Problem Set 3
5 points

The problems are taken from the text. Keep in mind starred problems have solutions in the back!

Chapter 1.4
Exercises #5(all), 8(all), 11(all)

Chapter 1.5
Exercises 2 (a,b,c), 3 (b,c,g)


Comments explaining the answer are in RED. The answers are in BLUE.
Chapter 1.5
2. For this problem, just for clarity about WHAT is being said, I will introduce logical notation. Let
P = "A and B are invertible matrices" and Q="The product AB is invertible." The statement of the theorem mentioned is "If P, then Q"

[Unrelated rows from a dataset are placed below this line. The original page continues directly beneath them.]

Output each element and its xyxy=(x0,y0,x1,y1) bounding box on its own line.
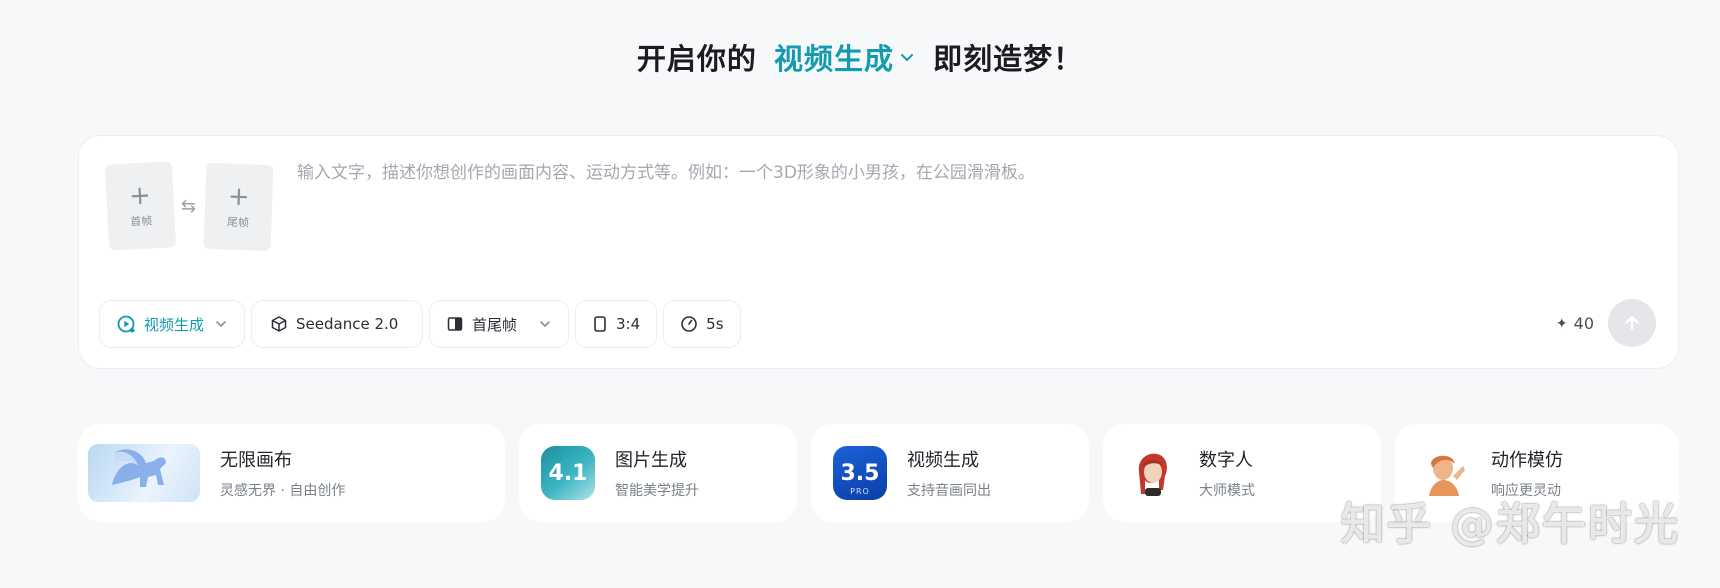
clock-icon xyxy=(680,315,698,333)
duration-selector[interactable]: 5s xyxy=(663,300,741,348)
aspect-ratio-label: 3:4 xyxy=(616,315,641,333)
feature-title: 动作模仿 xyxy=(1491,450,1563,471)
frames-icon xyxy=(446,315,464,333)
mode-dropdown[interactable]: 视频生成 xyxy=(99,300,246,348)
prompt-input[interactable] xyxy=(297,158,1637,268)
portrait-ratio-icon xyxy=(592,315,608,333)
cube-icon xyxy=(270,315,288,333)
feature-subtitle: 响应更灵动 xyxy=(1491,483,1561,499)
feature-title: 数字人 xyxy=(1199,450,1253,471)
page-headline: 开启你的 视频生成 即刻造梦！ xyxy=(0,36,1720,78)
arrow-up-icon xyxy=(1625,315,1639,331)
mode-switcher[interactable]: 视频生成 xyxy=(774,36,916,78)
headline-prefix: 开启你的 xyxy=(636,42,757,76)
feature-subtitle: 智能美学提升 xyxy=(615,483,699,499)
credits-cost: ✦ 40 xyxy=(1556,314,1594,333)
feature-title: 视频生成 xyxy=(907,450,979,471)
chevron-down-icon xyxy=(538,317,552,331)
generation-toolbar: 视频生成 Seedance 2.0 首尾帧 3:4 5s xyxy=(99,300,741,348)
headline-suffix: 即刻造梦！ xyxy=(933,42,1084,76)
model-selector[interactable]: Seedance 2.0 xyxy=(251,300,424,348)
digital-human-avatar-icon xyxy=(1125,446,1179,500)
video-model-icon: 3.5 PRO xyxy=(833,446,887,500)
model-selector-label: Seedance 2.0 xyxy=(296,315,399,333)
image-model-version: 4.1 xyxy=(548,460,588,486)
motion-avatar-icon xyxy=(1417,446,1471,500)
feature-card-digital-human[interactable]: 数字人 大师模式 xyxy=(1103,424,1381,522)
mode-dropdown-label: 视频生成 xyxy=(144,315,205,334)
last-frame-label: 尾帧 xyxy=(226,215,250,230)
mode-switcher-label: 视频生成 xyxy=(773,42,894,76)
frames-mode-dropdown[interactable]: 首尾帧 xyxy=(429,300,570,348)
feature-card-video-generation[interactable]: 3.5 PRO 视频生成 支持音画同出 xyxy=(811,424,1089,522)
first-frame-upload[interactable]: + 首帧 xyxy=(104,161,177,251)
video-model-version: 3.5 xyxy=(840,460,880,486)
chevron-down-icon xyxy=(901,54,913,61)
frames-mode-label: 首尾帧 xyxy=(472,315,518,334)
feature-subtitle: 大师模式 xyxy=(1199,483,1255,499)
feature-cards: 无限画布 灵感无界 · 自由创作 4.1 图片生成 智能美学提升 3.5 PRO… xyxy=(78,424,1679,522)
prompt-card: + 首帧 ⇆ + 尾帧 视频生成 Seedance 2.0 首尾帧 xyxy=(78,135,1679,369)
feature-card-image-generation[interactable]: 4.1 图片生成 智能美学提升 xyxy=(519,424,797,522)
first-frame-label: 首帧 xyxy=(129,214,153,229)
send-button[interactable] xyxy=(1608,299,1656,347)
chevron-down-icon xyxy=(214,317,228,331)
feature-title: 图片生成 xyxy=(615,450,687,471)
plus-icon: + xyxy=(227,181,251,213)
plus-icon: + xyxy=(128,180,152,212)
duration-label: 5s xyxy=(706,315,724,333)
video-model-tier: PRO xyxy=(850,487,870,496)
sparkle-icon: ✦ xyxy=(1555,315,1568,332)
feature-card-motion-imitation[interactable]: 动作模仿 响应更灵动 xyxy=(1395,424,1679,522)
credits-value: 40 xyxy=(1573,314,1594,333)
last-frame-upload[interactable]: + 尾帧 xyxy=(203,162,274,252)
feature-card-infinite-canvas[interactable]: 无限画布 灵感无界 · 自由创作 xyxy=(78,424,505,522)
feature-title: 无限画布 xyxy=(220,450,292,471)
video-play-icon xyxy=(116,314,136,334)
pegasus-image-icon xyxy=(88,444,200,502)
feature-subtitle: 支持音画同出 xyxy=(907,483,991,499)
feature-subtitle: 灵感无界 · 自由创作 xyxy=(220,483,346,499)
aspect-ratio-selector[interactable]: 3:4 xyxy=(575,300,658,348)
swap-frames-icon[interactable]: ⇆ xyxy=(181,196,196,217)
image-model-icon: 4.1 xyxy=(541,446,595,500)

(a) The contraposition is "If ~Q, then ~P". Note that ~P is the statement, "Not both A and B are invertible matrices," or "Either A is not invertible, or B is not invertible. The outline of the proof by contraposition is:
Assume that AB is not invertible. Then ......... Then either A is not invertible or B is not invertible.
(b) The converse is "If Q then P". So the outline of the proof of the converse is
If AB is an intervertible matrix, then...   Then both A and B are invertible matrices.
(c) To prove the theorem by contradiction, we need to assume the theorem does NOT hold, and find a contradiction.
Suppose there exist invertible matrices A and B whose product AB is not invertible. Then..... a proposition R holds. Then.... ~R. This is a contradition. Therefore AB is invertible.

3(g) The contraposition is the statement  "if x is not even, then 8 divdes x^2-1."
Suppose x is odd, then x = 2k+1 for some integer k. Therefore x^2-1 = (2k+1)^2-1 = 4k^2 +4k +1-1 = 4(k^2+k). On the other hand, k^2+k is itself even, since k even implies k = 2m for some integer m, and thus k^2+k = 4m^2+2m = 2(2m^2+m) is even, and k odd implies k = 2m+1 so that k^2+k = (4m^2+4m+1)+1 = 2(2m^2+2m+1) is even. Therefore k^2+k = 2n for some integer n, and x^2-1 = 4(k^2+k)=4(2n) = 8n is divisible by 8.